Lack of Purpose

Andy’s whispered words carry weight. After Andy gently told some musician friends to “Keep practicing!”  Another friend observed, “Andy says in a two word whisper more than most people say in an hour of talking.”

As I age and have plenty of years under my belt, I am grateful to have done some work in my younger years around what my purpose might be.

When I was 28 years old, I was a wife and mother and was developing a bronze jewelry and art business with my husband, Andy. I felt happy but also wondered if my work making bronze jewelry  and my status as Andy’s wife and Brendan’s mother was really the extent of what my life was about. I lived in a town where psychological and mystical exploration into these types of questions was offered. I chose to work with a modality called Rebirthing, where one is guided into a deep meditation and often has a conscious memory of their birth. I also chose to receive several guided meditative healings using crystals and stones laid on one’s body. Both of my guides were experienced experts, well known in our town.

I was comfortable as I lay on blankets on Elsa’s clean healing room floor. She sat beside me and led me in a protocol of breathing techniques that quickly had me in a vision state of deep relaxation.  I could feel my body and hear Elsa’s voice and was simultaneously drifting in a different place seeing inner visions and riding waves of colors and shapes.

I did remember my birth, along with many other deeply held, long forgotten memories and I did discover my life’s purpose. It wasn’t what I imagined it would be. I pictured having my purpose be a concrete direction that I would then follow with certainty and conviction.

Nope.

My purpose, I discovered, was simply to allow my life to “affect people.” I could realize my purpose in uncountable ways. I found my life was greatly enhanced and relieved as I lived my purpose in being a daughter, sister, mom, wife, jewelry maker and traveler.
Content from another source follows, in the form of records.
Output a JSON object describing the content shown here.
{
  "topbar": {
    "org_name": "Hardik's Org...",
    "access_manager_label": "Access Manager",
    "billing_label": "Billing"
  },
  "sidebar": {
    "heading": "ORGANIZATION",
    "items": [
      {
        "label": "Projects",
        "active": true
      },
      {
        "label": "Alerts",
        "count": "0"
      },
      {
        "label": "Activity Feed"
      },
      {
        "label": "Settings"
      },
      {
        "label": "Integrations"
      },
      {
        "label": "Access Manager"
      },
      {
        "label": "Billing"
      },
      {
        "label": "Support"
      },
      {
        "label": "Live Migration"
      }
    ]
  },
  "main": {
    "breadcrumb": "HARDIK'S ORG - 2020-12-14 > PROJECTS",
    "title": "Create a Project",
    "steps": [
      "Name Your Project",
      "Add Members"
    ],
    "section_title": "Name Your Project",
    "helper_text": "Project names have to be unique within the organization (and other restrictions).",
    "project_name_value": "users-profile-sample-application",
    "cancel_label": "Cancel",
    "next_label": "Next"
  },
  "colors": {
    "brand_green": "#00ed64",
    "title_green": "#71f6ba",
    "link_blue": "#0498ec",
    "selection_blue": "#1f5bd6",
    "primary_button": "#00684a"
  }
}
As I evolved, so did my purpose. I live my purpose these days as a writer, caregiver, traveler, mom, wife, massage therapist and coach. I have witnessed friends and family finding purpose in other ways that were more specific- less broad. I have known certain types of work to be a life’s purpose such as teaching, nursing, science, music, art, athletics, and politics. I know someone who created a business that became so large that it has affected the world. It began as a grocery store and turned into the international Whole Foods market.

I know from experience that purposes in lives can change, grow, evolve.

Andy’s purpose is similar to mine. As we’ve lived our lives together, over many years, I have been privileged to watch his purpose grow and change. I’ve seen his words have an effect many people he engages with. He’s been a teacher, father, my husband, and an artist who has found ways to affect people even with Parkinson’s disease having taken his voice.

Andy’s whispered words carry weight. After Andy gently told some musician friends to “Keep practicing!”  Another friend observed, “Andy says in a two word whisper more than most people say in an hour of talking.”

Purpose doesn’t disappear because of circumstances.
Living long term with an incurable disease can make purpose trickier to believe in but it doesn’t have to make it disappear. As Andy’s caregiver, one of my jobs is to help him feel and know his purpose– even as it changes.

This is essential for anyone to be able to live in wellness- with or without a disease.

If you haven’t paid attention to your own purpose, consider diving into the question and I know you will find something valuable.